Behind the surge in workers with disabilities: long COVID
There's been a surge of about 900,000 people with disabilities in the U.S. workforce since 2020, likely because of the increase in Americans with long COVID, according to new research published by the Federal Reserve Bank of New York.
Why it matters: It's an encouraging sign, in one sense.
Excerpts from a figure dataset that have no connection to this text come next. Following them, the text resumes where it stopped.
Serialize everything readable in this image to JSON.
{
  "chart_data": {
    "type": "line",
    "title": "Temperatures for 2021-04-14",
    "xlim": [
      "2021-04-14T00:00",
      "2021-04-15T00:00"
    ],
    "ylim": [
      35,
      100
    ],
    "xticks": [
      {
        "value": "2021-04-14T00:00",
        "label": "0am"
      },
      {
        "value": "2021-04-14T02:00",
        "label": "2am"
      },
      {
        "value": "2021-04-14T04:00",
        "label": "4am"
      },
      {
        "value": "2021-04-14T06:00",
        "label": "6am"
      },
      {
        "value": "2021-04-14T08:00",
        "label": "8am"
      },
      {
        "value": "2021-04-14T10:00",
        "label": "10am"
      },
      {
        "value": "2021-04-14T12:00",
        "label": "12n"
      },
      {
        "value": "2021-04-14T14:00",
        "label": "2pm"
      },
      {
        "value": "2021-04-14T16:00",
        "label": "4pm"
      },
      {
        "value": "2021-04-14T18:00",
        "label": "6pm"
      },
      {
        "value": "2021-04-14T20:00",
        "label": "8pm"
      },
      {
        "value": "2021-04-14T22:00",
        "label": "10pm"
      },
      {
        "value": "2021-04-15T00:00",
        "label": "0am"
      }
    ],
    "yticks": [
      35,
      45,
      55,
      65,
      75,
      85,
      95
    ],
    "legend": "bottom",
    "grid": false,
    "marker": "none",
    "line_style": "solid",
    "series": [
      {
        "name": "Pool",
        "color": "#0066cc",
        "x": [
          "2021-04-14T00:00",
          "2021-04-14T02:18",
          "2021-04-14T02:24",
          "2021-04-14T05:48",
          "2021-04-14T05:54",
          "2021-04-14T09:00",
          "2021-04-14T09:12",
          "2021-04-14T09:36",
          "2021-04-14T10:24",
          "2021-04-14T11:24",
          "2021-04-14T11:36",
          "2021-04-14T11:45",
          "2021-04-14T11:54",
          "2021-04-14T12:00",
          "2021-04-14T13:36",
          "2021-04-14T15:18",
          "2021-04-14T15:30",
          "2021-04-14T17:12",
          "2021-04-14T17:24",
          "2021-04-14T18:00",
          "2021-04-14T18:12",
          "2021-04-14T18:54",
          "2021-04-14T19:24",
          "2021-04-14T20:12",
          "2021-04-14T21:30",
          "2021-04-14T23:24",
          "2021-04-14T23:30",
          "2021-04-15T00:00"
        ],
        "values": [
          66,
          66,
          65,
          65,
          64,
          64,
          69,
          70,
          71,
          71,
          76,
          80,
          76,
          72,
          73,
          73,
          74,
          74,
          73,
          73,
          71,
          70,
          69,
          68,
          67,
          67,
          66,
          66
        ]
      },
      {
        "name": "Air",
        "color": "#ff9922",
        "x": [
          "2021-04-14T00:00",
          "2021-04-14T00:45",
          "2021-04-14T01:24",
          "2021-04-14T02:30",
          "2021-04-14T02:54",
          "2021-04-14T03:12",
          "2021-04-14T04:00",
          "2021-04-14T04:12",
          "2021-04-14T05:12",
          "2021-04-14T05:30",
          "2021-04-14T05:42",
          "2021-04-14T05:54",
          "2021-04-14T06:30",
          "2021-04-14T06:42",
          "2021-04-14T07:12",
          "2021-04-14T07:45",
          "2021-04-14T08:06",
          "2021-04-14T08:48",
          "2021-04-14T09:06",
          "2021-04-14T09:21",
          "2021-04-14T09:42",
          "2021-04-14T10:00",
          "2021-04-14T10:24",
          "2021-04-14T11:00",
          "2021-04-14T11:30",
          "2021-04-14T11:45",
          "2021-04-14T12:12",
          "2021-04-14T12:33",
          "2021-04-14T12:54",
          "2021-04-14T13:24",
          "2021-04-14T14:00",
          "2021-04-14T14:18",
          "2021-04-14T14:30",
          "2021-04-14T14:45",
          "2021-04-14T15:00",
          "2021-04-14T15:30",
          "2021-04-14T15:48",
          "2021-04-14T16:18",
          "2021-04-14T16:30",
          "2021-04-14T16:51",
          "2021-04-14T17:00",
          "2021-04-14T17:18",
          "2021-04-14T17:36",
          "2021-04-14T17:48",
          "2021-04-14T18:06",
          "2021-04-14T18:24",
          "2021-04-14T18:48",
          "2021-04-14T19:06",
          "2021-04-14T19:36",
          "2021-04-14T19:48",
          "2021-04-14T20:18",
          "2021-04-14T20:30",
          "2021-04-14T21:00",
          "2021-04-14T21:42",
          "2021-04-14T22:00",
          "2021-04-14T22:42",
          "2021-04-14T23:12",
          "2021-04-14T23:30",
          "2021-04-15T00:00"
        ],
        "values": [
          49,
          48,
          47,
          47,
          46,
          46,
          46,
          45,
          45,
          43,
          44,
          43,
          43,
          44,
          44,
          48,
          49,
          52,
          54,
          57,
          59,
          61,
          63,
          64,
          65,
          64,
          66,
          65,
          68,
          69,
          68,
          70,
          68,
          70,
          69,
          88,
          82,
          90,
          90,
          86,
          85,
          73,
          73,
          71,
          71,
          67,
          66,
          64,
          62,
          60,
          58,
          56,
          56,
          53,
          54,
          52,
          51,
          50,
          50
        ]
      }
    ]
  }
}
Disabled Americans face enormous obstacles in the job market; if folks with long COVID can keep working, that means some employers are accommodating their needs.
- But as the economy cools, employers could become less willing on that front — and it's an open question as to whether these folks stay employed.
- "I hope that isn't true, but it's something I would certainly keep an eye on," says Katie Bach, a nonresident senior fellow at Brookings who has been studying long COVID's impact on the workforce, and recently found the condition is keeping as many as 4 million people out of work.
State of play: The pandemic led to an increase in the number of Americans who say they're disabled. (See the chart below.)
- There were 1.05 million more disabled working-age Americans in August 2022 compared to January 2020, according to data compiled by Richard Deitz, an economist at the NY Fed.
- "The majority [of the newly disabled] deal with fatigue and brain fog, the hallmarks of long COVID," he writes.
The intrigue: Economists are still nailing down why so many more disabled people, who traditionally have very low labor force participation, are working now.
- Deitz's paper is among the first to pinpoint long COVID as a possible factor; others attribute the surge to the tight labor market and the rise of remote work — which can make it easier for disabled workers to remain employed or get a job.
- There's likely an interplay between the two. Some disabled people can now more easily work remotely and may have entered the job market; and the ability to work from home is also helping many of those with long COVID — a cohort that didn't exist before 2020 — keep their jobs.
What they're saying: "I would bet that the majority of the [increase in disabled workers] is people with long COVID who are still working," Bach says. She's currently researching the newly disabled population to better understand these numbers.
Zoom out: Long COVID is similar to another condition called myalgic encephalomyelitis/chronic fatigue syndrome, which Deitz himself suffers from, he writes. Telework and flexible scheduling have been key when it comes to keeping those with the condition in the workforce.
- "Such accommodations can help workers with long COVID control their environment, avoid physical exertion around commuting, and take rest breaks as needed, helping them to manage their symptoms and remain productive," he writes.
Yes, but: Not all work can be done remotely or on a flex schedule.
- Bach says that often folks who are diagnosed with ME/CFS initially stay in their jobs, but ultimately wind up dropping out of the workforce. "That is a story we hear a lot. It's like, 'Yeah, I kept working for a couple years and then I just couldn't anymore.' "
What to watch: Disability counts have fallen in recent months. That could mean long COVID sufferers have recovered and no longer consider themselves disabled, Deitz writes.